Pressestimmen im Jahr [2006] [2007] [2008] [2009]
Presseartikel, Alb-Bote, 15.11.2008
Demo für gute Krankenhaus-Versorgung
Schaufensterpuppen standen gestern in der Kaiserstraße symbolisch für jene Ärzte und Pflegekräfte, die demnächst im Waldshuter Spital fehlen könnten, wenn die Krankenhäuser finanziell nicht besser ausgestattet werden. Für mehr Geld demonstrierten vor dem Metzgertor Personal und Mitglieder der Gewerkschaft "Verdi". Bei der fünften Unterschriftensammlung dieser Art am Hochrhein für eine bessere Krankenhausfinanzierung stießen die Spital-Beschäftigten auf große Zustimmung.
Presseartikel, Südkurier, 11.11.2008
Kranke Herzen schlagen Alarm
Großzügige Geräte-Spende erspart Risikopatienten die Intensivstation
(Heinz J. Huber)
Waldshut-Tiengen - Die Gönnerin, dankbare Angehörige eines Spital-Patienten, will anonym bleiben. Doch für Sun Ju Kim, die Leitende Oberärztin und Herzspezialistin der Inneren Abteilung, geht nach zwei Jahren Projektvorbereitung ein großer Wunsch in Erfüllung. Dank der Telemetrie "können wir die Risikopatienten noch sicherer überwachen und bei Störungen frühzeitig reagieren", schildert die Kardiologin die Vorzüge.
Zu ernsten Situationen wie Kammerflimmern muss es also gar nicht erst kommen. Das System gibt vorher Alarm, meldet auch kleine Unregelmäßigkeiten. Dann kann der Arzt gezielt handeln, der Kurvenschreiber zeigt ihm das EKG, den Blutdruck und den Sauerstoffgehalt des Blutes.
Nebst dem angenehmeren Aufenthalt für den Kranken, der sich auf der ganzen Station bewegen, Besuch empfangen oder einen Becher Wasser holen kann, hat die Fernüberwachung auch medizinische Vorteile. Das Herz des "mobilen" Patienten schlägt normaler als im Krankenbett. Die Telemetrie hilft auch weiter, wenn sich Beschwerden genau bei der ärztlichen Untersuchung nicht zeigen. Die Herzdaten per Telemetrie werden kontinuierlich gespeichert.
Im Juni wurden die ersten Herzkranken "verkabelt". Bis Ende November wird das Krankenhaus über vier Überwachungssysteme und zwei Monitore verfügen. "Damit decken wir den Bedarf unserer Inneren Abteilung mit 110 Betten", stellt die Oberärztin fest. Der Wert der Neuerung liegt über 100 000 Euro. Ohne Spende bei der momentanen Kassenlage der Spitäler kaum denkbar. "Es ist eine wichtige Investition, aber auf der Prioritätenliste stehen andere Dinge weiter vorne", erklärt Jakob Englisch, Assistent der Geschäftsführung. Das Engagement der Sponsorin sei deshalb umso verdienstvoller.
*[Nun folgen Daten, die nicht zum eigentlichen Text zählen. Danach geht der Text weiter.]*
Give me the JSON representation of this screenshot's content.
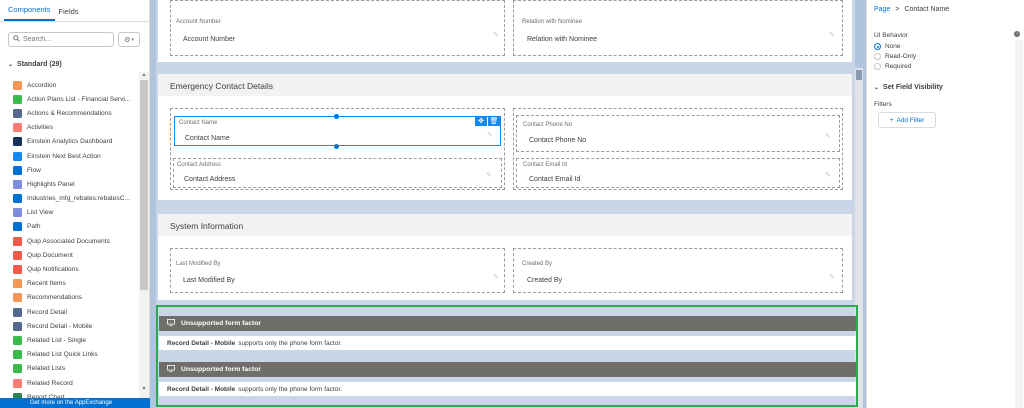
{
  "left_panel": {
    "tabs": [
      {
        "label": "Components"
      },
      {
        "label": "Fields"
      }
    ],
    "search_placeholder": "Search...",
    "section_label": "Standard (29)",
    "components": [
      {
        "label": "Accordion",
        "color": "#f49756"
      },
      {
        "label": "Action Plans List - Financial Servi...",
        "color": "#3bba4c"
      },
      {
        "label": "Actions & Recommendations",
        "color": "#54698d"
      },
      {
        "label": "Activities",
        "color": "#f77e75"
      },
      {
        "label": "Einstein Analytics Dashboard",
        "color": "#16325c"
      },
      {
        "label": "Einstein Next Best Action",
        "color": "#1589ee"
      },
      {
        "label": "Flow",
        "color": "#0070d2"
      },
      {
        "label": "Highlights Panel",
        "color": "#7f8de1"
      },
      {
        "label": "Industries_mfg_rebates:rebatesC...",
        "color": "#0070d2"
      },
      {
        "label": "List View",
        "color": "#7f8de1"
      },
      {
        "label": "Path",
        "color": "#0070d2"
      },
      {
        "label": "Quip Associated Documents",
        "color": "#f05b49"
      },
      {
        "label": "Quip Document",
        "color": "#f05b49"
      },
      {
        "label": "Quip Notifications",
        "color": "#f05b49"
      },
      {
        "label": "Recent Items",
        "color": "#f49756"
      },
      {
        "label": "Recommendations",
        "color": "#f49756"
      },
      {
        "label": "Record Detail",
        "color": "#54698d"
      },
      {
        "label": "Record Detail - Mobile",
        "color": "#54698d"
      },
      {
        "label": "Related List - Single",
        "color": "#3bba4c"
      },
      {
        "label": "Related List Quick Links",
        "color": "#3bba4c"
      },
      {
        "label": "Related Lists",
        "color": "#3bba4c"
      },
      {
        "label": "Related Record",
        "color": "#f77e75"
      },
      {
        "label": "Report Chart",
        "color": "#2e844a"
      }
    ],
    "appexchange": "Get more on the AppExchange"
  },
  "canvas": {
    "top_fields": [
      {
        "label": "Account Number",
        "value": "Account Number"
      },
      {
        "label": "Relation with Nominee",
        "value": "Relation with Nominee"
      }
    ],
    "emergency": {
      "title": "Emergency Contact Details",
      "fields": [
        {
          "label": "Contact Name",
          "value": "Contact Name"
        },
        {
          "label": "Contact Phone No",
          "value": "Contact Phone No"
        },
        {
          "label": "Contact Address",
          "value": "Contact Address"
        },
        {
          "label": "Contact Email Id",
          "value": "Contact Email Id"
        }
      ]
    },
    "system": {
      "title": "System Information",
      "fields": [
        {
          "label": "Last Modified By",
          "value": "Last Modified By"
        },
        {
          "label": "Created By",
          "value": "Created By"
        }
      ]
    },
    "unsupported": [
      {
        "title": "Unsupported form factor",
        "component": "Record Detail - Mobile",
        "message": "supports only the phone form factor."
      },
      {
        "title": "Unsupported form factor",
        "component": "Record Detail - Mobile",
        "message": "supports only the phone form factor."
      }
    ]
  },
  "right_panel": {
    "breadcrumb_root": "Page",
    "breadcrumb_sep": ">",
    "breadcrumb_current": "Contact Name",
    "ui_behavior_label": "UI Behavior",
    "options": [
      {
        "label": "None",
        "selected": true
      },
      {
        "label": "Read-Only",
        "selected": false
      },
      {
        "label": "Required",
        "selected": false
      }
    ],
    "visibility_label": "Set Field Visibility",
    "filters_label": "Filters",
    "add_filter": "Add Filter"
  }
}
Die Herzüberwachung für stationäre Patienten sei nur eine von vielen Schritten zur einer besseren Patientenversorgung, betont die Projektleiterin, auch in Zusammenarbeit mit der Freiburger Uni-Klinik. Die Ärztin betrachtet es als Aufgabe, auch im kleineren Krankenhaus gute Qualität und medizinischen Fortschritt zu bieten und "nicht alles nach Freiburg zu schicken".
Seit drei Jahren funktioniert für ambulante Herzpatienten das "Home Monotoring". (Wir berichteten damals.) Menschem mit Herzschrittmacher oder Defibrillator (eingebautes Gerät zur Wiederbelebung) sind wieder voll mobil, sogar in fernen Kontinenten. Ihre Herzdaten werden dank Telekardiologie dem behandelnden Arzt übermittelt.
Momentan hängen in Waldshut 19 Patienten an diesem System der Fernüberwachung. Die dreijährige Erfahrung zeige, dass sich bei besserer Lebensqualität für die Patienten auch Kosten senken ließen. Die Patienten müssen weniger ins Spital. Die Kostenseite wird umso wichtiger, weil Herz- und Kreislaufkrankheiten in einer älter werdenden Gesellschaft immer zahlreicher werden.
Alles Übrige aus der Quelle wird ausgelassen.